FOURTH MEDITATION OF OUR SAVIOR'S PASSION ~ LUCY HERBERT

COECKE VAN AELST, Pieter 
Agony in the Garden 
1527-30

IV. Meditation. 

See and behold, my soul, what a condition thy Lord is in for thee! beset so much anguish, struggling and fainting under the apprehensions of death, going and coming from the Disciples to Eternal Father, and from the Eternal Father to the Disciples, and finding no comfort from either, he continues his prayer for three hours, begging his Father, that if it were possible that cup might pass from him. Here we may take notice, he first says. Father to you all things are possible. And after adds, if it be possible, let this cup pass from me. What could make this impossible to him, to whom all things are possible?  O! it was only his love for us which made it so!

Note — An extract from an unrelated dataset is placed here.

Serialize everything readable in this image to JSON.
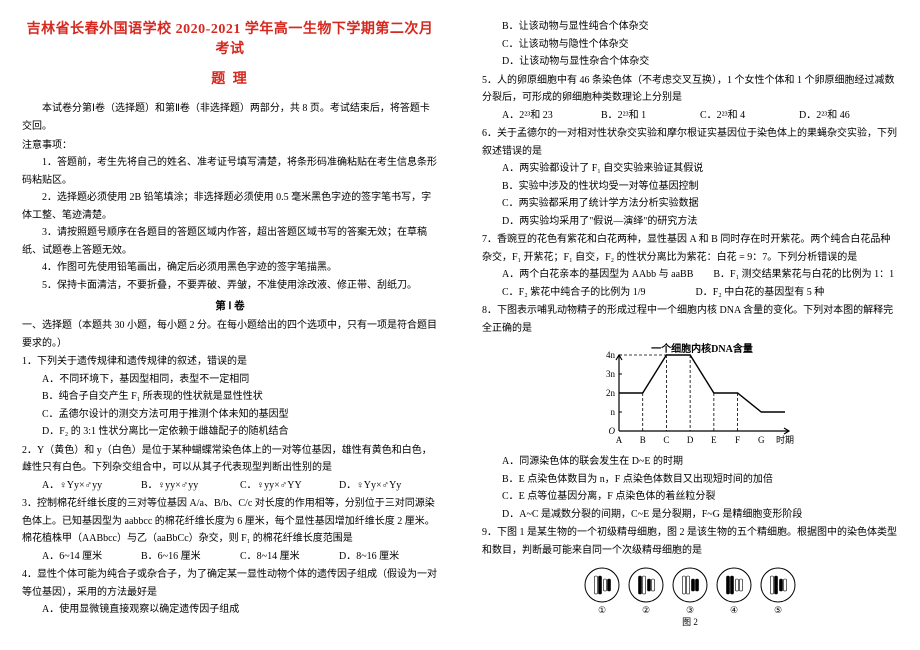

O ecstasy of love! O stupendous effect of God's pity and companion towards us! he, to redeem a slave, has delivered his only Son, that we might be delivered from the jaws of Satan, and pains of hell; though we did not ask it, yet for our sake he refuses his most innocent Son what he petitions for himself with sweat of Blood. And after this so great an effect of God's love, we are frighted from our duty to him by the least difficulty, and can take no pains for his sake, nor pray an hour, nor forgive an injury, nor resist a temptation, for love of him.